To be fair, Corbyn’s team of wordsmiths have spotted the problem. So the boss has been given a tastier version which he deployed at PMQs. Mrs May is about to make us ‘a bargain basement tax haven off the shores of Europe.’ But it still sounds pretty peachy. ‘Bargain basement’ suggests low prices, and ‘off the shores of Europe’ has a restful late-August feel. They’re trying to terrify us with ‘dance, Provencal song and sunburnt mirth.’. This is hopeless. It’s nearly as bad as last week’s attempt to slur Mrs May as ‘the Irony Lady.’ In what political universe could ‘irony’ be a failing? History contains no record of a leader driven from office because their paradoxical and playfully Wildean approach to policy drove the voters nuts.
Corbo put in one of his barmiest and most overheated performances ever. By the end he was ranting like an out-of-control strimmer. Having convinced himself that Mrs May is a criminal hellbent on sabotage he shrieked at her to ‘withdraw her threats to destroy the social structure of this country.’
Andy Slaughter created the day’s most memorable moment.

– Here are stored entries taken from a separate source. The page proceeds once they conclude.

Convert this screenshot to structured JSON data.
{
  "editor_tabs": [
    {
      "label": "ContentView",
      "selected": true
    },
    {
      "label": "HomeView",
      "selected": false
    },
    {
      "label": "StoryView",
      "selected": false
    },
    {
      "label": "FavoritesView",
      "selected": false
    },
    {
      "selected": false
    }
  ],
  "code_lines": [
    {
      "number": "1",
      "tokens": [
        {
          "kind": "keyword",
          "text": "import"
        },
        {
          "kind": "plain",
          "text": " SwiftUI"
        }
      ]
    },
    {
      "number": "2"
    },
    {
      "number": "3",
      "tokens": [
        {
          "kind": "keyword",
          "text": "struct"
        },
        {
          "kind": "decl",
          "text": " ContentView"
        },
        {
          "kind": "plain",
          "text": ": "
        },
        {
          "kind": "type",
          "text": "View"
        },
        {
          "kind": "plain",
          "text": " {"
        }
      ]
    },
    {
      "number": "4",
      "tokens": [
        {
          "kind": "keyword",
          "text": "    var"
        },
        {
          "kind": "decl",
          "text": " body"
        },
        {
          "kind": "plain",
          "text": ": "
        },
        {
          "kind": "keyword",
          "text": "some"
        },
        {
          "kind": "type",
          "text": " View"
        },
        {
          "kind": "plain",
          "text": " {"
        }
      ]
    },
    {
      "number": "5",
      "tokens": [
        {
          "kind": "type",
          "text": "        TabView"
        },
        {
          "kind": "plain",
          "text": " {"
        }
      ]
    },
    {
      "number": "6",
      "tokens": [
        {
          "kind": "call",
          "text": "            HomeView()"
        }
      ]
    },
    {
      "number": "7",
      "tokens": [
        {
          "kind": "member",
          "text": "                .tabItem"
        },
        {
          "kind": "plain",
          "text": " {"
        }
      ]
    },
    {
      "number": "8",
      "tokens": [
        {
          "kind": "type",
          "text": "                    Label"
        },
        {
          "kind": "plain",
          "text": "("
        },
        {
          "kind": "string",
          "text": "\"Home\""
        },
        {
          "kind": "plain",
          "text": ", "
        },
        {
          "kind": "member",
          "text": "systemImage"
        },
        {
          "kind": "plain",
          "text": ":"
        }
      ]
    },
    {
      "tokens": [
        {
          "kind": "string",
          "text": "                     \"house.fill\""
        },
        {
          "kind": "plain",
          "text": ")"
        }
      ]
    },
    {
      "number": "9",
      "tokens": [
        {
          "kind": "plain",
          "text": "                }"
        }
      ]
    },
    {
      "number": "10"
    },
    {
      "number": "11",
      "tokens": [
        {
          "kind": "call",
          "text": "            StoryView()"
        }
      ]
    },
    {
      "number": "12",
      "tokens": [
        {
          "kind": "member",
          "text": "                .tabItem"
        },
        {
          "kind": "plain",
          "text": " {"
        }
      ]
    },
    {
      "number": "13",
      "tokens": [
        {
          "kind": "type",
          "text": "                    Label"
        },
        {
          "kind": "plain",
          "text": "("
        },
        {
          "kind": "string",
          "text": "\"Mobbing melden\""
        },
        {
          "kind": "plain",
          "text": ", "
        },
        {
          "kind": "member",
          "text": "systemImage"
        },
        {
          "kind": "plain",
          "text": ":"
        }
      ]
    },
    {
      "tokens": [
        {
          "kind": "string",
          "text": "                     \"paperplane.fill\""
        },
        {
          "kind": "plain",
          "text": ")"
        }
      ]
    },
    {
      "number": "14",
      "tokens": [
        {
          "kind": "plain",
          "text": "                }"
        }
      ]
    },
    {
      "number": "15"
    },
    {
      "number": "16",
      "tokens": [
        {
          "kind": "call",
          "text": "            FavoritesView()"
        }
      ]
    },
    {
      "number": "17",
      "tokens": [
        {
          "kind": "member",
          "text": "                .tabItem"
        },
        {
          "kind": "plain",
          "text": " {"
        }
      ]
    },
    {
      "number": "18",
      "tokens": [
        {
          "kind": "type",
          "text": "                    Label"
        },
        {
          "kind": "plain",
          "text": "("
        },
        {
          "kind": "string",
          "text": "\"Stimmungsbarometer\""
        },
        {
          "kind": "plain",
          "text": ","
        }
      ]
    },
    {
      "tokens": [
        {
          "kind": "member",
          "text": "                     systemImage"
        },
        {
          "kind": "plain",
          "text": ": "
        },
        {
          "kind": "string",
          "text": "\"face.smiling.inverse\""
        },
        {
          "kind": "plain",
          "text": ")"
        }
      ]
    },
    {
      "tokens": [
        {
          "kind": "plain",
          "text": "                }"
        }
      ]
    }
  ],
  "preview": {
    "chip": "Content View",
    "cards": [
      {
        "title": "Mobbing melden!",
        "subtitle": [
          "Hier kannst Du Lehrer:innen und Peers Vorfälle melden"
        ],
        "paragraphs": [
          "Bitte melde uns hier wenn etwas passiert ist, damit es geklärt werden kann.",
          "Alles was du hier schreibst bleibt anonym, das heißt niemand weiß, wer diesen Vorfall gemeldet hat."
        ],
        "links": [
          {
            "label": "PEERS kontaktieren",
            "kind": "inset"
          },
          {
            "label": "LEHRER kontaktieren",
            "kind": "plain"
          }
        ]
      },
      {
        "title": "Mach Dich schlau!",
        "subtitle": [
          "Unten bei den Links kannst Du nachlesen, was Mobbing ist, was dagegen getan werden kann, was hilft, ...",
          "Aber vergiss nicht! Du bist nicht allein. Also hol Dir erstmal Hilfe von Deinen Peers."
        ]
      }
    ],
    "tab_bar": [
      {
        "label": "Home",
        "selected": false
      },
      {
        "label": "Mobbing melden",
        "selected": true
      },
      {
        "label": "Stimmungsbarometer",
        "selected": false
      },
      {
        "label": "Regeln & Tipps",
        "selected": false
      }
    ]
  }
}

The Fulham MP is endowed with more than his share of teeth, and less than his share of brains, but he’s very good at what he does: turning solutions into problems. He spoke warmly of the voters of west London who are, of course, the most sophisticated electorate in the world because they sent him to parliament. But they doubt Mrs May’s ability to treat successfully with Brussels. So he wants a parliamentary veto on any Brexit deal. And if the veto is implemented he wants to create a further snag. Referendum Two. This was truly awful. A wintry exhalation, an ashen sigh, like the shudder of an expiring elephant, shimmered across the chamber as MPs realised what he’d said.
John Baron came to PMQs to display his fine principles and his brand new pin-stripe suit. We got a handsome view of both. He asked the PM to guarantee the residency rights of EU citizens in advance of the Brexit talks. ‘Take the moral high ground’, he enthused. Then he added a curious footnote. ‘We can always return to the issue of non-reciprocation later.’ Meaning: offer your solemn word as a sign of good faith then break it as soon as things get tricky. It seems odd to find an MP who defines manipulative duplicity as ‘the moral high ground.’ Or maybe not.
Mrs May’s upcoming head-to-head with the US president makes her the Second Most Important Person In The World – this week, anyway. And any MP who can get a question onto her order paper must be the Third Most Important Person. There were suggestions galore. Climate change. Food hygiene. Chicken hormones. The wall was mentioned. As was the president’s questionable attitude to females and foreigners. But Trump can’t be that much of a misogynistic xenophobe. He’s already conferred US citizenship on at least two migrant women by marrying them. Perhaps they’ll be more to come.